Glennerster: One piece of advice is to just start doing it. Then you’ve got some good cases to talk about. If people hear the idea of RCTs in the abstract, they tend to get scared. If you can give examples where things that people thought they knew, you’ve overturned, it is easier to learn that there’s value in evaluating things. If you find something that is underfunded works really well and that gets more funding, well, then everyone loves you!

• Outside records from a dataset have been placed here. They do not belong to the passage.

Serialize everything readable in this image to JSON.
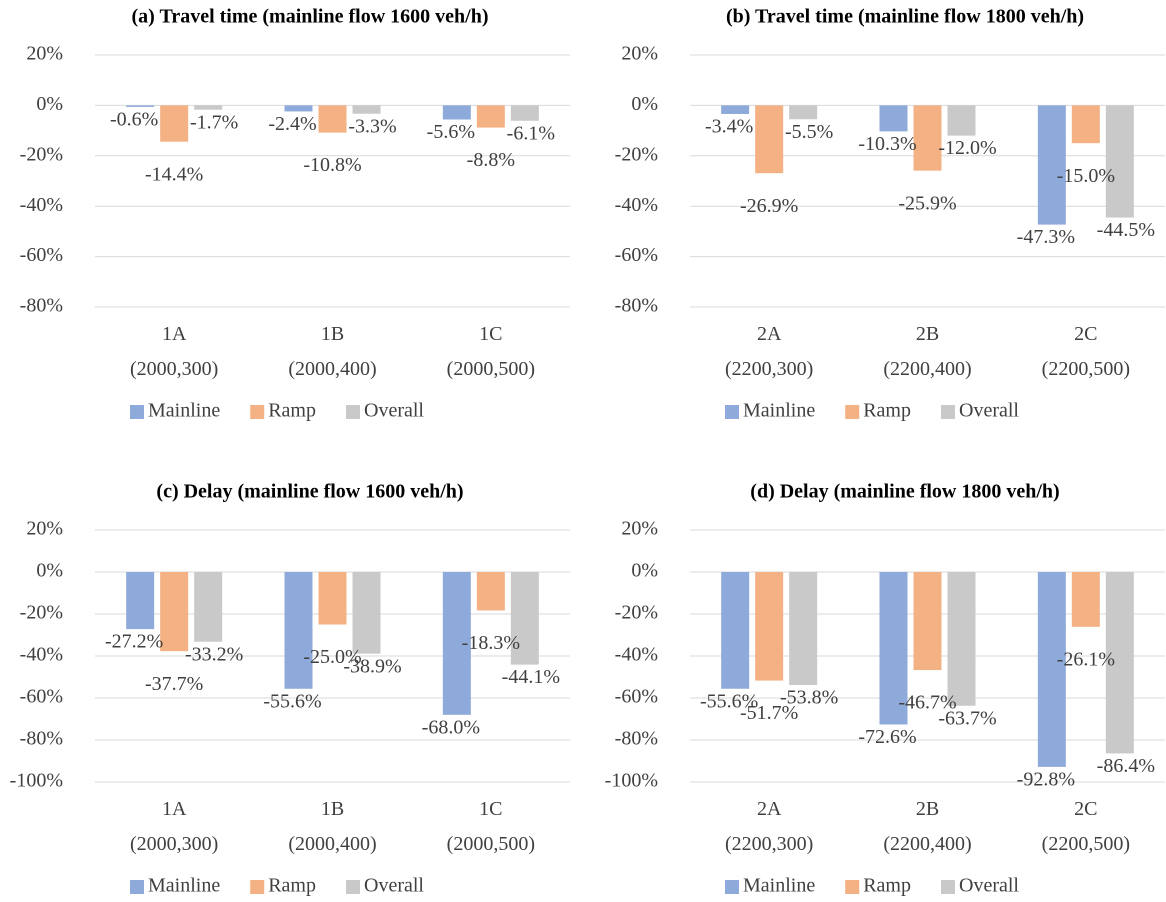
{
  "chart_data": [
    {
      "type": "bar",
      "title": "(a) Travel time (mainline flow 1600 veh/h)",
      "categories": [
        "1A\n(2000,300)",
        "1B\n(2000,400)",
        "1C\n(2000,500)"
      ],
      "series": [
        {
          "name": "Mainline",
          "color": "#8eaadb",
          "values": [
            -0.6,
            -2.4,
            -5.6
          ],
          "value_labels": [
            "-0.6%",
            "-2.4%",
            "-5.6%"
          ]
        },
        {
          "name": "Ramp",
          "color": "#f4b183",
          "values": [
            -14.4,
            -10.8,
            -8.8
          ],
          "value_labels": [
            "-14.4%",
            "-10.8%",
            "-8.8%"
          ]
        },
        {
          "name": "Overall",
          "color": "#c9c9c9",
          "values": [
            -1.7,
            -3.3,
            -6.1
          ],
          "value_labels": [
            "-1.7%",
            "-3.3%",
            "-6.1%"
          ]
        }
      ],
      "ylim": [
        -80,
        20
      ],
      "yticks": [
        {
          "value": -80,
          "label": "-80%"
        },
        {
          "value": -60,
          "label": "-60%"
        },
        {
          "value": -40,
          "label": "-40%"
        },
        {
          "value": -20,
          "label": "-20%"
        },
        {
          "value": 0,
          "label": "0%"
        },
        {
          "value": 20,
          "label": "20%"
        }
      ],
      "grid": true,
      "legend": "bottom"
    },
    {
      "type": "bar",
      "title": "(b) Travel time (mainline flow 1800 veh/h)",
      "categories": [
        "2A\n(2200,300)",
        "2B\n(2200,400)",
        "2C\n(2200,500)"
      ],
      "series": [
        {
          "name": "Mainline",
          "color": "#8eaadb",
          "values": [
            -3.4,
            -10.3,
            -47.3
          ],
          "value_labels": [
            "-3.4%",
            "-10.3%",
            "-47.3%"
          ]
        },
        {
          "name": "Ramp",
          "color": "#f4b183",
          "values": [
            -26.9,
            -25.9,
            -15.0
          ],
          "value_labels": [
            "-26.9%",
            "-25.9%",
            "-15.0%"
          ]
        },
        {
          "name": "Overall",
          "color": "#c9c9c9",
          "values": [
            -5.5,
            -12.0,
            -44.5
          ],
          "value_labels": [
            "-5.5%",
            "-12.0%",
            "-44.5%"
          ]
        }
      ],
      "ylim": [
        -80,
        20
      ],
      "yticks": [
        {
          "value": -80,
          "label": "-80%"
        },
        {
          "value": -60,
          "label": "-60%"
        },
        {
          "value": -40,
          "label": "-40%"
        },
        {
          "value": -20,
          "label": "-20%"
        },
        {
          "value": 0,
          "label": "0%"
        },
        {
          "value": 20,
          "label": "20%"
        }
      ],
      "grid": true,
      "legend": "bottom"
    },
    {
      "type": "bar",
      "title": "(c) Delay (mainline flow 1600 veh/h)",
      "categories": [
        "1A\n(2000,300)",
        "1B\n(2000,400)",
        "1C\n(2000,500)"
      ],
      "series": [
        {
          "name": "Mainline",
          "color": "#8eaadb",
          "values": [
            -27.2,
            -55.6,
            -68.0
          ],
          "value_labels": [
            "-27.2%",
            "-55.6%",
            "-68.0%"
          ]
        },
        {
          "name": "Ramp",
          "color": "#f4b183",
          "values": [
            -37.7,
            -25.0,
            -18.3
          ],
          "value_labels": [
            "-37.7%",
            "-25.0%",
            "-18.3%"
          ]
        },
        {
          "name": "Overall",
          "color": "#c9c9c9",
          "values": [
            -33.2,
            -38.9,
            -44.1
          ],
          "value_labels": [
            "-33.2%",
            "-38.9%",
            "-44.1%"
          ]
        }
      ],
      "ylim": [
        -100,
        20
      ],
      "yticks": [
        {
          "value": -100,
          "label": "-100%"
        },
        {
          "value": -80,
          "label": "-80%"
        },
        {
          "value": -60,
          "label": "-60%"
        },
        {
          "value": -40,
          "label": "-40%"
        },
        {
          "value": -20,
          "label": "-20%"
        },
        {
          "value": 0,
          "label": "0%"
        },
        {
          "value": 20,
          "label": "20%"
        }
      ],
      "grid": true,
      "legend": "bottom"
    },
    {
      "type": "bar",
      "title": "(d) Delay (mainline flow 1800 veh/h)",
      "categories": [
        "2A\n(2200,300)",
        "2B\n(2200,400)",
        "2C\n(2200,500)"
      ],
      "series": [
        {
          "name": "Mainline",
          "color": "#8eaadb",
          "values": [
            -55.6,
            -72.6,
            -92.8
          ],
          "value_labels": [
            "-55.6%",
            "-72.6%",
            "-92.8%"
          ]
        },
        {
          "name": "Ramp",
          "color": "#f4b183",
          "values": [
            -51.7,
            -46.7,
            -26.1
          ],
          "value_labels": [
            "-51.7%",
            "-46.7%",
            "-26.1%"
          ]
        },
        {
          "name": "Overall",
          "color": "#c9c9c9",
          "values": [
            -53.8,
            -63.7,
            -86.4
          ],
          "value_labels": [
            "-53.8%",
            "-63.7%",
            "-86.4%"
          ]
        }
      ],
      "ylim": [
        -100,
        20
      ],
      "yticks": [
        {
          "value": -100,
          "label": "-100%"
        },
        {
          "value": -80,
          "label": "-80%"
        },
        {
          "value": -60,
          "label": "-60%"
        },
        {
          "value": -40,
          "label": "-40%"
        },
        {
          "value": -20,
          "label": "-20%"
        },
        {
          "value": 0,
          "label": "0%"
        },
        {
          "value": 20,
          "label": "20%"
        }
      ],
      "grid": true,
      "legend": "bottom"
    }
  ]
}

The other thing that I think is really important is when you get down to working with the practitioners who are facing the scarcity constraints, they can be really open to evaluation. Because they don’t know where to put their next person, they tend to value this kind of rigorous intervention because they know they don’t know all the answers. Sometimes there are people at more abstract levels who like to think they know all the answers, but most of the people on the ground level know that they don’t know all the answers. And they could desperately do with some help in figuring out where to put those scarce resources. They understand they’re facing scarcity. They know that there are real tradeoffs, and they don’t know how to deal with them. Those people are our most important allies. They want to help in the best way possible.


Rachel Glennerster is the executive director of the Abdul Latif Jameel Poverty Action Lab (J-PAL) at the Massachusetts Institute of Technology. She also serves as the scientific director for J-PAL Africa and cochair of J-PAL’s Education Sector.

Jim Greiner is the faculty director of the Access to Justice Lab and the Honorable S. William Green Professor of Public Law at Harvard Law School.